Until such assessments are completed, ‘autism risk’ is nothing more than the test’s positive predictive value. The base rate issue means that most children flagged as ‘at risk’ will not actually have autism.
So although early identification has potential benefits, an ‘at risk’ label may also cause unnecessary stress to large numbers of families. In some cases, children may receive intervention for autism that isn’t present, diverting resources away from children who genuinely have the condition.
An alternative to population screening is to target groups in which the autism base rate is already higher than that of the general population — for example, children who have an older sibling with autism, or those whose parents or doctors are concerned about their development. This approach makes a lot of sense. But we can’t simply adjust the base rate in our calculations and assume that the test retains the same sensitivity and false-positive rate.
Consider, for example, a hypothetical test that identifies genetic variations associated with autism. These variations may also be relatively common in the siblings of individuals with autism. So even if the genetic test discriminates well between people with autism and unrelated individuals, it may do a much poorer job of differentiating between affected and unaffected members of the same family.
Researchers would need to conduct a new study to determine how well the test performs in this high-risk population.
At present, autism diagnosis is a difficult, time-consuming and resource-intensive affair. Early signs are often missed and, even when recognized, children can wait years for a formal diagnosis. Adults may struggle their entire lives without anyone recognizing the difficulties they face.
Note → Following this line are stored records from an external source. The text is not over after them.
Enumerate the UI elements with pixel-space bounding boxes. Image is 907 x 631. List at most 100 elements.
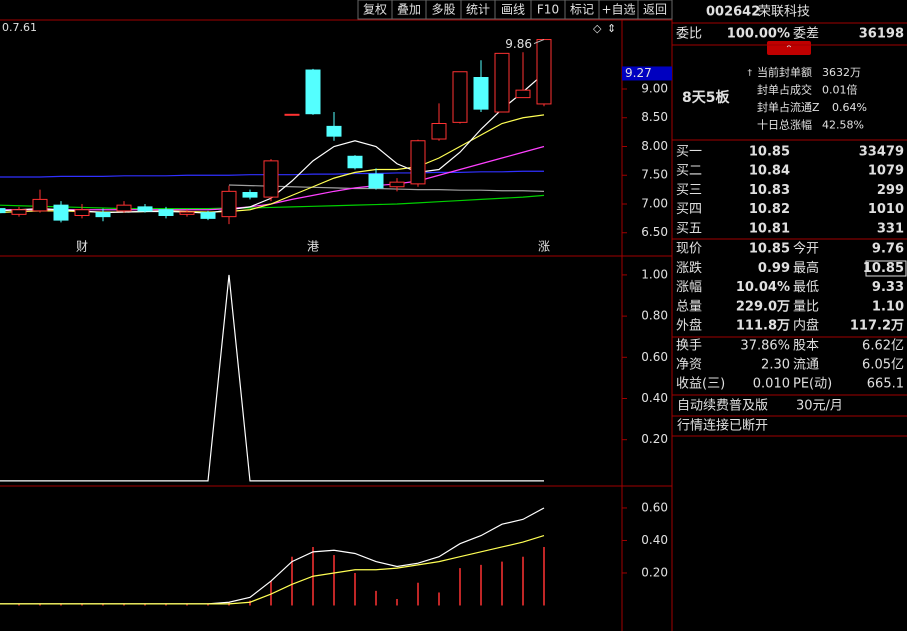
high-box [865,260,907,277]
panel-text: 299 [877,183,904,198]
candle-body [515,89,531,99]
candle-body [536,39,552,105]
panel-text: 33479 [859,145,904,160]
candle-body [74,209,90,216]
panel-text: 0.99 [758,261,790,276]
panel-text: 买一 [676,145,702,160]
panel-text: PE(动) [793,377,832,392]
candle-body [242,191,258,198]
panel-text: 买三 [676,183,702,198]
candle-body [53,204,69,221]
panel-text: 1010 [868,202,904,217]
panel-text: 229.0万 [736,299,790,314]
panel-text: 1079 [868,164,904,179]
last-value: 9.27 [625,66,652,80]
toolbar-label[interactable]: 多股 [431,3,455,17]
candle-body [32,198,48,212]
series-line [0,535,545,605]
panel-text: 涨跌 [676,260,702,276]
candle-body [473,76,489,110]
candle-body [368,173,384,189]
y-tick-label: 0.20 [641,432,668,446]
candle-body [305,69,321,115]
panel-text: 委比 [676,27,702,42]
panel-text: 总量 [676,299,702,314]
candle-body [158,209,174,216]
panel-text: 9.33 [872,280,904,295]
candle-body [179,211,195,215]
panel-text: 37.86% [740,339,790,354]
toolbar-label[interactable]: 叠加 [397,3,421,17]
panel-text: 内盘 [793,318,819,334]
y-tick-label: 0.80 [641,309,668,323]
last-value-box [622,66,672,81]
corner-label: 0.7.61 [2,21,37,34]
candle-body [452,71,468,123]
toolbar-button[interactable] [637,0,673,20]
toolbar-label[interactable]: 标记 [570,3,594,17]
candle-body [389,181,405,188]
y-tick-label: 0.40 [641,391,668,405]
panel-text: 6.62亿 [862,339,904,354]
panel-text: 收益(三) [676,377,725,392]
candle-body [95,212,111,218]
y-tick-label: 0.20 [641,565,668,579]
panel-text: 荣联科技 [758,5,810,20]
candle-body [326,125,342,137]
panel-text: 十日总涨幅 [757,118,812,132]
panel-text: 10.84 [749,164,790,179]
candle-body [221,190,237,218]
panel-text: 2.30 [761,358,790,373]
y-tick-label: 7.50 [641,168,668,182]
panel-text: 9.76 [872,242,904,257]
panel-text: 331 [877,221,904,236]
candle-body [0,208,6,214]
panel-text: 8天5板 [682,89,730,106]
panel-text: 117.2万 [850,319,904,334]
panel-text: 002642 [706,5,760,20]
panel-text: 0.01倍 [822,83,858,97]
candle-body [263,160,279,198]
y-tick-label: 8.00 [641,139,668,153]
panel-text: 最低 [793,280,819,295]
panel-text: 665.1 [867,377,904,392]
event-marker: 财 [76,240,88,254]
candle-body [431,122,447,140]
panel-text: 买五 [676,221,702,236]
icon[interactable]: ⇕ [607,22,616,35]
panel-text: 换手 [676,339,702,354]
panel-text: 封单占成交 [757,83,812,97]
toolbar-label[interactable]: +自选 [601,3,635,17]
candle-body [200,212,216,219]
toolbar-label[interactable]: 统计 [466,3,490,17]
panel-text: 量比 [793,299,819,314]
panel-text: 111.8万 [736,319,790,334]
y-tick-label: 1.00 [641,267,668,281]
candle-body [116,204,132,212]
y-tick-label: 0.60 [641,500,668,514]
y-tick-label: 7.00 [641,196,668,210]
panel-text: 10.83 [749,183,790,198]
high-pointer [533,39,545,45]
icon: ⌃ [785,44,793,55]
pin-icon: † [748,69,753,79]
y-tick-label: 9.00 [641,81,668,95]
panel-text: 10.85 [749,242,790,257]
panel-text: 0.010 [753,377,790,392]
panel-text: 委差 [793,27,819,42]
panel-text: 10.04% [736,280,790,295]
panel-text: 股本 [793,339,819,354]
panel-text: 10.85 [749,145,790,160]
icon[interactable]: ◇ [593,22,602,35]
panel-text: 自动续费普及版 [677,399,768,414]
y-tick-label: 0.40 [641,533,668,547]
panel-text: 封单占流通Z [757,100,820,114]
panel-text: 涨幅 [676,280,702,295]
toolbar-label[interactable]: 复权 [363,3,387,17]
toolbar-label[interactable]: F10 [537,3,559,17]
y-tick-label: 8.50 [641,110,668,124]
toolbar-label[interactable]: 画线 [501,3,525,17]
toolbar-label[interactable]: 返回 [643,3,667,17]
candle-body [137,206,153,212]
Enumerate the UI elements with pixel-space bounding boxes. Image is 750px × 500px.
It is important then for researchers to continue developing better ways of identifying and diagnosing people with autism. But when considering potential autism biomarkers, it’s also important to be aware of the challenges inherent in translating an exciting research finding into a test that is clinically useful.
Moving the mark:
Move the sliders to see the effects of changing a hypothetical test’s effect size (a measure of how well it discriminates between groups), the prevalence of autism in the population (base rate), and the cutoff for a positive test.
Effect Size: 1.50
Prevalence: 1 in 5
*Technical note: For illustrative purposes, our figures assume that test scores have normal distributions with equal variance for the two groups (people with and without autism). Test score is represented as the number of standard deviations from the average of the control group. The effect size is then equivalent to the difference of the averages.